Der horizontale Zeitstrahl
Die horizontale Skala ist beim Oszilloskop immer der Zeitstrahl. Bei Änderung der Zeitbasiseinstellung wird die Abtastrate (auch Samplingrate genannt) neu fixiert und damit auch die Zeit pro Skalenteil. Auch in diesem Fall musst du wissen, was du haben beziehungsweise erreichen willst. Ein kleines Beispiel verschafft auch hierbei mehr Verständnis: Wenn du dich für die Schwankungen der täglichen Außentemperatur interessierst, macht es wenig Sinn, die Temperaturmessung 1000 Mal in der Sekunde abzugreifen und zu speichern, wohl aber alle 4 Minuten (240 sec = 0.0025 Hz) einen Temperaturwert zu notieren, das würde die Tagestemperaturkurve ausreichend genau widerspiegeln. Wer die Bodenbewegungen eines lokalen Erdbebens messen möchte, dessen Signalfrequenzen bis zu 70 Hz betragen können, muss eine Samplingrate von mindestens 140 Hz, besser gleich 200 Hz einstellen. In diesem Fall werden auf dem Bildschirm maximal einige 10er-Sekunden des Zeitstrahls angezeigt.

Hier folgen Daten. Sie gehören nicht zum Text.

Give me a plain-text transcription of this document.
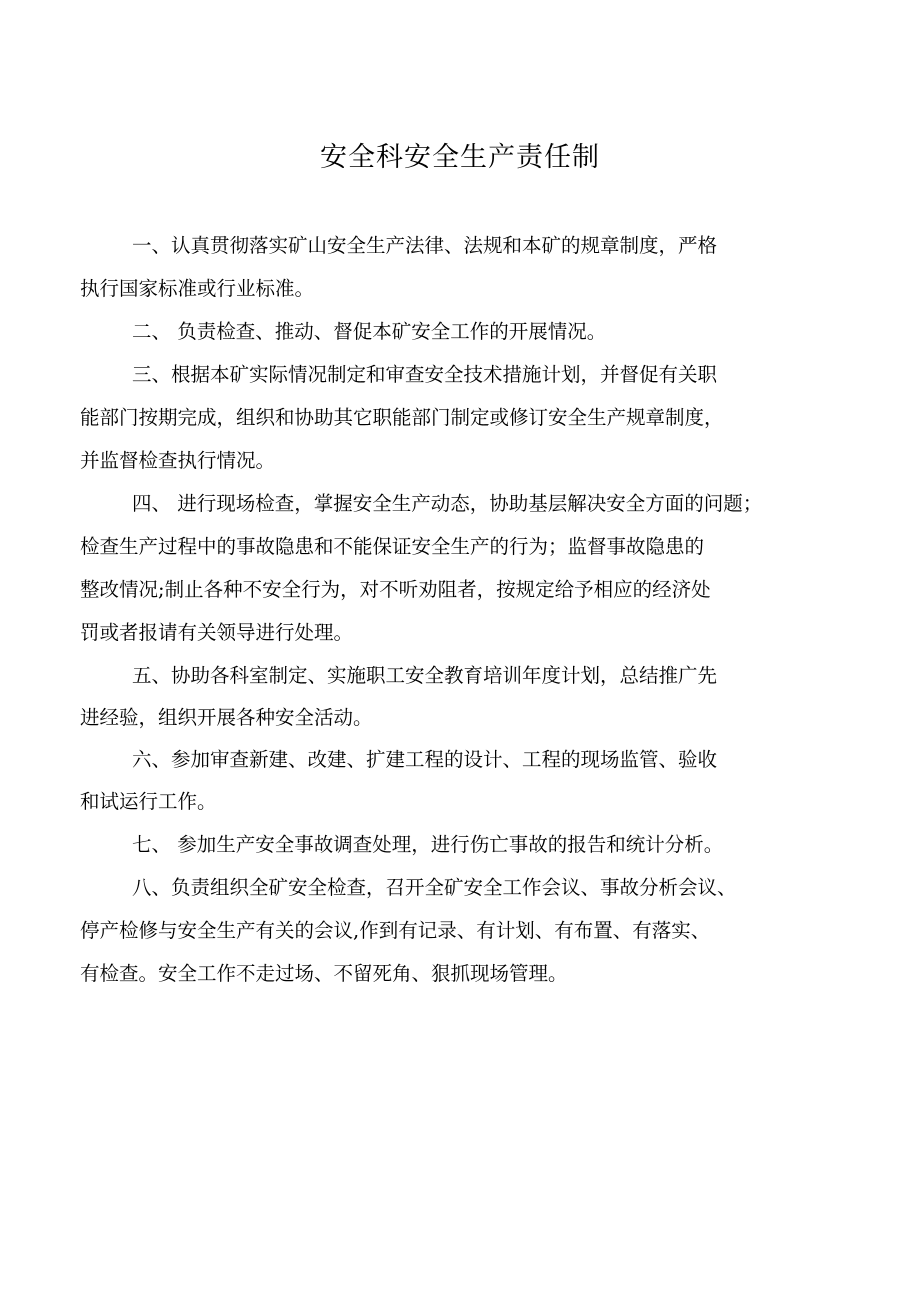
安全科安全生产责任制
一、认真贯彻落实矿山安全生产法律、法规和本矿的规章制度，严格
执行国家标准或行业标准。
二、 负责检查、推动、督促本矿安全工作的开展情况。
三、根据本矿实际情况制定和审查安全技术措施计划，并督促有关职
能部门按期完成，组织和协助其它职能部门制定或修订安全生产规章制度，
并监督检查执行情况。
四、 进行现场检查，掌握安全生产动态，协助基层解决安全方面的问题；
检查生产过程中的事故隐患和不能保证安全生产的行为；监督事故隐患的
整改情况;制止各种不安全行为，对不听劝阻者，按规定给予相应的经济处
罚或者报请有关领导进行处理。
五、协助各科室制定、实施职工安全教育培训年度计划，总结推广先
进经验，组织开展各种安全活动。
六、参加审查新建、改建、扩建工程的设计、工程的现场监管、验收
和试运行工作。
七、 参加生产安全事故调查处理，进行伤亡事故的报告和统计分析。
八、负责组织全矿安全检查，召开全矿安全工作会议、事故分析会议、
停产检修与安全生产有关的会议,作到有记录、有计划、有布置、有落实、
有检查。安全工作不走过场、不留死角、狠抓现场管理。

Umgekehrt kann man sagen: Je kleiner die Abtastrate, desto kleiner ist auch die Zeitspanne, die der Speicher des Scopes mit Signaldaten erfassen kann. Diese Erkenntnis ist besonders dann wichtig, wenn zeitbezogene Messungen wie (kurze) Anstiegszeiten und Flankensteilheit, Impulsbreiten oder Frequenzen eine Rolle spielen.